Friday, November 14, 2008

Lesson Learned--that Golden Rule

So, this NaBloPoMo thing has encouraged me to post to this blog daily, but I’m wondering if I’m falling victim to the "quantity over quality" aspect of things. Perhaps some of that could be due to the lack of focus that has existed in my head lately, too. At any rate, I’m going to try to post something moderately thoughtful in an attempt to bring something more than Joseph’s teething issues to the proverbial virtual table. One thing that has been in my head lately is a lesson that I learned during my days at Dear Old Valpo.

Story time:
My junior year I was taking, amongst other classes, Quantitative Analysis with lab. The professor who usually taught the class was on sabbatical that year (of course), and an interim had been hired who was a post-doc (I think) in chemistry. I don’t even remember the guy’s name, but he had this strawberry blond hair that he wore in a ponytail with a beard. Anyway, since I was taking 2 other labs that semester (and had just started dating Matt, but we’ll pretend that didn’t matter…) I had fallen a bit behind in my lab reports. When I approached Professor Butthead about my situation, I told him that I could either get the labs done quickly, or I could get the labs done correctly. He told me to do them correctly. So, I did. It happened to take me a bit longer than it probably should have, and I ended up turning the labs in late. When I handed them to him, he looked at me like I was the dumbest individual who ever could have existed and informed me that he wouldn’t be grading my late labs. I appealed to our previous conversation and he categorically denied ever having spoken to me about my lab reports in the past. He didn’t grade the labs and I got a B- because of them.

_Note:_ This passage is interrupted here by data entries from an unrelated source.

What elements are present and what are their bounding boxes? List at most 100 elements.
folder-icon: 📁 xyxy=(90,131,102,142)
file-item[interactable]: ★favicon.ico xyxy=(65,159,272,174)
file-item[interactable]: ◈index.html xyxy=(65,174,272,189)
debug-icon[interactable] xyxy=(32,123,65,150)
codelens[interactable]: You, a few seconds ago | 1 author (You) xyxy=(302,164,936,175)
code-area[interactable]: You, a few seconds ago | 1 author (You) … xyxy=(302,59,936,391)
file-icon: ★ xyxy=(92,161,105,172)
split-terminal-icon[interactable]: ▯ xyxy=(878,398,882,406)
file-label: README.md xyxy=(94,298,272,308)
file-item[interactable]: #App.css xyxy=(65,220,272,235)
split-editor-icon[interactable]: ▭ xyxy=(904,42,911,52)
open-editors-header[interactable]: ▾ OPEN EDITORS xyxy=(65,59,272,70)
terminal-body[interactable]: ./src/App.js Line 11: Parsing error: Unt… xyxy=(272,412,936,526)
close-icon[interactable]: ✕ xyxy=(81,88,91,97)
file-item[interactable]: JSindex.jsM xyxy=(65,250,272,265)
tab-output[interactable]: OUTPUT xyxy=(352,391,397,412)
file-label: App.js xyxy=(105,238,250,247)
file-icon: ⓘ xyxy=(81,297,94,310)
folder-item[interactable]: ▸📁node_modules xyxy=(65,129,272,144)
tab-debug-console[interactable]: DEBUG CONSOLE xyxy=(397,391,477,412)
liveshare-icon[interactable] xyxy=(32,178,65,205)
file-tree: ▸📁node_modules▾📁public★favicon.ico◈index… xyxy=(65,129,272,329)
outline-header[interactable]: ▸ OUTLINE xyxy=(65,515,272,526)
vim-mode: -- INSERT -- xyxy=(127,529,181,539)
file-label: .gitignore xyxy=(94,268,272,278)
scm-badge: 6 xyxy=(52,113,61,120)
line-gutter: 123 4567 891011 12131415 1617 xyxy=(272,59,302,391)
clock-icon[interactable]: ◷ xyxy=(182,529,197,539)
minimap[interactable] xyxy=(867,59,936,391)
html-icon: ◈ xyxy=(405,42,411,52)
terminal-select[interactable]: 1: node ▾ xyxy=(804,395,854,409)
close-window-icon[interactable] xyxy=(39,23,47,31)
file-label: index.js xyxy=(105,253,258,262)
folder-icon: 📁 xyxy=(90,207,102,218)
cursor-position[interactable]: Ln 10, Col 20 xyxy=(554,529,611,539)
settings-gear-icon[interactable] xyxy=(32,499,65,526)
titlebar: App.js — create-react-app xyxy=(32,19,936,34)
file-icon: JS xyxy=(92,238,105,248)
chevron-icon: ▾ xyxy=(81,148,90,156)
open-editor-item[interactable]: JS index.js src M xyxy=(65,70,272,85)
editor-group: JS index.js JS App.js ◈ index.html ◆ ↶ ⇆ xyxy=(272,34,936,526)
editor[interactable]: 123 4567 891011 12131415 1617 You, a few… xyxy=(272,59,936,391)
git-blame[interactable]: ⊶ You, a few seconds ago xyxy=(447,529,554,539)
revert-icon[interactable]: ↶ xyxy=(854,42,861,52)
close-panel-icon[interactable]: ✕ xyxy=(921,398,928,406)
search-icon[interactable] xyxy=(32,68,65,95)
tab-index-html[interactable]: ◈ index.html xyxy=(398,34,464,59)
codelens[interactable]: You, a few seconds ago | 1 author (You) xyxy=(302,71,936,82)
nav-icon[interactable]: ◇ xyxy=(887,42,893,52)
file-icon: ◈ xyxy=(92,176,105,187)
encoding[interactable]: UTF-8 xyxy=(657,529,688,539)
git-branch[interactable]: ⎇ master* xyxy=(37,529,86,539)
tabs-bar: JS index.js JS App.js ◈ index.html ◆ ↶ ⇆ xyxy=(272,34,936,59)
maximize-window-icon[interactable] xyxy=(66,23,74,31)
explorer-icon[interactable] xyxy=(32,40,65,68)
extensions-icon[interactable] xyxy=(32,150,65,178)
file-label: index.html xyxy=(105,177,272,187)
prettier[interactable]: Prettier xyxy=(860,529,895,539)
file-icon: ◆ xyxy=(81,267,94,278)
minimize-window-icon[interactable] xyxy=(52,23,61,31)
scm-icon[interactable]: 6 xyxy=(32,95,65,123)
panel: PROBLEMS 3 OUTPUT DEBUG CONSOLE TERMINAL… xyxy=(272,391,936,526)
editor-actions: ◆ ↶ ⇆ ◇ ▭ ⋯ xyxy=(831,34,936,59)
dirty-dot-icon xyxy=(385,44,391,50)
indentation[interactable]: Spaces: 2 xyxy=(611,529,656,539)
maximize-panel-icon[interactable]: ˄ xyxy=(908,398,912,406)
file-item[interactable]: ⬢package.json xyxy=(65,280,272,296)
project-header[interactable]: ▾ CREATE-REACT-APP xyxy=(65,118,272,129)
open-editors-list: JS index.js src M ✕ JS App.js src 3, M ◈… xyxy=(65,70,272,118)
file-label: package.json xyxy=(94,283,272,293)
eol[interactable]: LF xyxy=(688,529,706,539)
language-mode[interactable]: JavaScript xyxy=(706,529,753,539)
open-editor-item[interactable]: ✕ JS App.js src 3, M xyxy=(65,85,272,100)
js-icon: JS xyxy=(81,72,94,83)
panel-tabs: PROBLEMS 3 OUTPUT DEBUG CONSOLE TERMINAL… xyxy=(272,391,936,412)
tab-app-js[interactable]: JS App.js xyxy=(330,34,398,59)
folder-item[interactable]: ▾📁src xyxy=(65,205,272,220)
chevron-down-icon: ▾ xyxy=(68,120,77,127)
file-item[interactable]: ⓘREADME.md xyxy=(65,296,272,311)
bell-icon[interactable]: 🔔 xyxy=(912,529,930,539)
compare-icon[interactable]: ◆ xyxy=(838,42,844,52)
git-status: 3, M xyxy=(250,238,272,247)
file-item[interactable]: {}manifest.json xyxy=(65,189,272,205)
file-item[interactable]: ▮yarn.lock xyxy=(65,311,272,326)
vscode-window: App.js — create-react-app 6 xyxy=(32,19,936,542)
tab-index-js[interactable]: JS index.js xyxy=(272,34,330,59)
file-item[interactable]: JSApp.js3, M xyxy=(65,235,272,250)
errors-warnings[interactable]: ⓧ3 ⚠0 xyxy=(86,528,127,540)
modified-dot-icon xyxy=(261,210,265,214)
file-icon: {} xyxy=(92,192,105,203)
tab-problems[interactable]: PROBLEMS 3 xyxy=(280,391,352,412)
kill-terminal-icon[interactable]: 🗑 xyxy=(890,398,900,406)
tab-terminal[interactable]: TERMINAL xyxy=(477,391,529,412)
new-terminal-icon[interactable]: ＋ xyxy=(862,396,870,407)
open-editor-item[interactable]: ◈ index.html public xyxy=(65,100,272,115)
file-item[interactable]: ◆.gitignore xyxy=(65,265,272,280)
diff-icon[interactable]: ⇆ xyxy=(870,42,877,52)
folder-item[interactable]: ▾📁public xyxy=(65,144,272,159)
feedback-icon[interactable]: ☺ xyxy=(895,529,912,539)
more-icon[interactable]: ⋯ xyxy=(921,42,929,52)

Now that I’m on the other side of the desk, I think of Professor Butthead often and the lesson that I learned that semester. I learned that, as a teacher, my most important job is to make sure that my students learn. Students don’t always learn according to the schedule that the school year establishes. While an indefinite deadline is an impossibility within our current educational structure, a bit of flexibility can certainly exist.

Students have so much on their plates and are under so much pressure to do everything and be everything that they quickly feel overwhelmed and exhausted. Sound familiar? Yeah, welcome to life. I know that I appreciate being cut a little slack from time to time, so I try to extend that same courtesy to my students.

My mom has said for years: "Long after they forget what you teach them, they remember how you treat them." While I do remember Quantitative Analysis and get all excited about stoichiometry and dimensional analysis (remember—NERD!), Professor Butthead’s lesson on late lab reports remains the most valuable one for me from that semester. So, thank you, Professor Butthead, wherever you are (and whoever you are…) for helping to make me the teacher that I am today (and for giving me the opportunity to write "Professor Butthead" repeatedly in this post).


  1. I can't remember his name, either. But I do remember he was definitely a butthead...glad you managed to make that work for you, though. I've noticed, throughout the past few years, that sometimes the lessons about what NOT to do are the most valuable ones...

  2. Oh, and PS - the quantity over quality thing...yeah, some days it's like that with this daily blogging nonsense. Some days you have something useful to say, some days you end up talking about Facebook ads...

  3. I completely agree, esp. as my new job involves a TON of teaching, and I'm learning that some students (actually most) would do much better if given more time and assistance. Reminds me of my (new) favorite quote - "If the students aren't learning, are we actually teaching?"